TOKYO (Kyodo) -- Ikko Narahara, an internationally renowned photographer widely viewed as a precursor of photographic expression in postwar Japan, has died of heart failure at a nursing facility in Tokyo, his family said Monday. He was 88.
Narahara came to fame after his photo exhibition debut in 1956 of "Human Land" that captured the sentiment of people living in harsh environments on Sakurajima Island in Kagoshima Prefecture as well as Hashima Island in Nagasaki Prefecture, commonly called Gunkanjima in Japan and known in English as Battleship Island for its silhouette.
Narahara died Sunday and a funeral will be held Jan. 28 attended by family members and close relatives.

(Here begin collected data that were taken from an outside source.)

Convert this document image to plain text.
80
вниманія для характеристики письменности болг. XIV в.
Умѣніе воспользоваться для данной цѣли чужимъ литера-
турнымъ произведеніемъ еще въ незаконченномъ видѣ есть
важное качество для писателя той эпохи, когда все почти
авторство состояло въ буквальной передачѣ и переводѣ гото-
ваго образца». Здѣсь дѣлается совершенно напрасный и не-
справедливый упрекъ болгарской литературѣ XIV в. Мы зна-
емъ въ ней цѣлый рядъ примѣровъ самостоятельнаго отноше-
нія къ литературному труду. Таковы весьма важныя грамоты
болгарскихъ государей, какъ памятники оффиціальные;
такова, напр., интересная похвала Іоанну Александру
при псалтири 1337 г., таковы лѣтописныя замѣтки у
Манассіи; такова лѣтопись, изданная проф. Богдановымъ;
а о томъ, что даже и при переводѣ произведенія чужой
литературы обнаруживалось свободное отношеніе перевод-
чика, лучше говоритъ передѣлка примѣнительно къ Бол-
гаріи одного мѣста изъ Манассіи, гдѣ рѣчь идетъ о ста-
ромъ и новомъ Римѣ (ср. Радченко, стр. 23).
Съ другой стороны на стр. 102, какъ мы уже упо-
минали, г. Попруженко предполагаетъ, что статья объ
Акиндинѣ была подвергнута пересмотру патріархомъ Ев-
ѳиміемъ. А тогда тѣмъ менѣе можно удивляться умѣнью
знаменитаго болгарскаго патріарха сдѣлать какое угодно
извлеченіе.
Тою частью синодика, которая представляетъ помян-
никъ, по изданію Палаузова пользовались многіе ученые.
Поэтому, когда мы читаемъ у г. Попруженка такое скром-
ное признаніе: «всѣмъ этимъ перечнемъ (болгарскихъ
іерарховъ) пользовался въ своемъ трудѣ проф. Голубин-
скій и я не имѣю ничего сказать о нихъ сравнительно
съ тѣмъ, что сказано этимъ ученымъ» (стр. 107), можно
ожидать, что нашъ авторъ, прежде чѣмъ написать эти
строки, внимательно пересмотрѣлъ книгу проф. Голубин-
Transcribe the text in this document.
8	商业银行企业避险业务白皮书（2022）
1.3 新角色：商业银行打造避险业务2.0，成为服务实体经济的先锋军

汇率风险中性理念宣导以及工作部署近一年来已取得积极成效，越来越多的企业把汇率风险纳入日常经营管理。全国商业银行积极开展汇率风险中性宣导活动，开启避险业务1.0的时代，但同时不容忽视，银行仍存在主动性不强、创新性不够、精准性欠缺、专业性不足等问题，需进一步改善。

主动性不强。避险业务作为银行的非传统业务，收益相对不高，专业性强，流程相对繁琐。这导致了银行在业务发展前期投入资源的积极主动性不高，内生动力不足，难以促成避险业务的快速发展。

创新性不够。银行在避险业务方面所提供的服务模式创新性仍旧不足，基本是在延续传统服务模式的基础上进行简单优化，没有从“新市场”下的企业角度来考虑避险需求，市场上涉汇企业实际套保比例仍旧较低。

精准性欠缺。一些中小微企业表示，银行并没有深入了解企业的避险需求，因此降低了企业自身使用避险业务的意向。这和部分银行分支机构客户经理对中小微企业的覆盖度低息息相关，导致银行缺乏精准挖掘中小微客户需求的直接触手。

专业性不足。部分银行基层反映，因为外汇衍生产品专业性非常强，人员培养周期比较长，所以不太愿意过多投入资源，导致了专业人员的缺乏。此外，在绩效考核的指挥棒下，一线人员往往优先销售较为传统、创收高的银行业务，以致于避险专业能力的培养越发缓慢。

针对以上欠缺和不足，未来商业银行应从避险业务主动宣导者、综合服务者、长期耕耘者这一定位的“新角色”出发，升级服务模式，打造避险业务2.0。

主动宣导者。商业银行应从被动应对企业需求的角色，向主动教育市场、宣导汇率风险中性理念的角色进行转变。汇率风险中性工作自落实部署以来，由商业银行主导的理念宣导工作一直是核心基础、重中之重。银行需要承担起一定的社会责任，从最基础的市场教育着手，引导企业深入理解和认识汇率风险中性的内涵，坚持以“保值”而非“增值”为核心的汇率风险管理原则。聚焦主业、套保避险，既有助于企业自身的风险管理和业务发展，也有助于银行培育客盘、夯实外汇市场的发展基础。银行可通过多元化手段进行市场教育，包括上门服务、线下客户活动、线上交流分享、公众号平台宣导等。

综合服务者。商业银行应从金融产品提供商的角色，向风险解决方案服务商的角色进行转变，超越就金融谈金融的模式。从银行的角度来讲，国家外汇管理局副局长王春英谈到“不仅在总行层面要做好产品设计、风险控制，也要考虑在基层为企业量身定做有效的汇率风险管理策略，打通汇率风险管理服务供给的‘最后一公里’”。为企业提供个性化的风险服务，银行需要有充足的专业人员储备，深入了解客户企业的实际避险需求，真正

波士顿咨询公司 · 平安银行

He received the Most Promising Photographer Award by the Japan Photo Critics Association in 1958 for a photo exhibition called "Domains" while he was studying for a master's degree in art history at Waseda University.
He formed a photographic cooperative named Vivo the following year with other celebrated artists including Shomei Tomatsu and Eiko Hosoe.
He attracted international attention after releasing a photo book titled "Where time has stopped," which received the Art Encouragement Prize by the education minister in 1968.
Narahara also served as a professor at Kyushu Sangyo University between 1999 and 2005.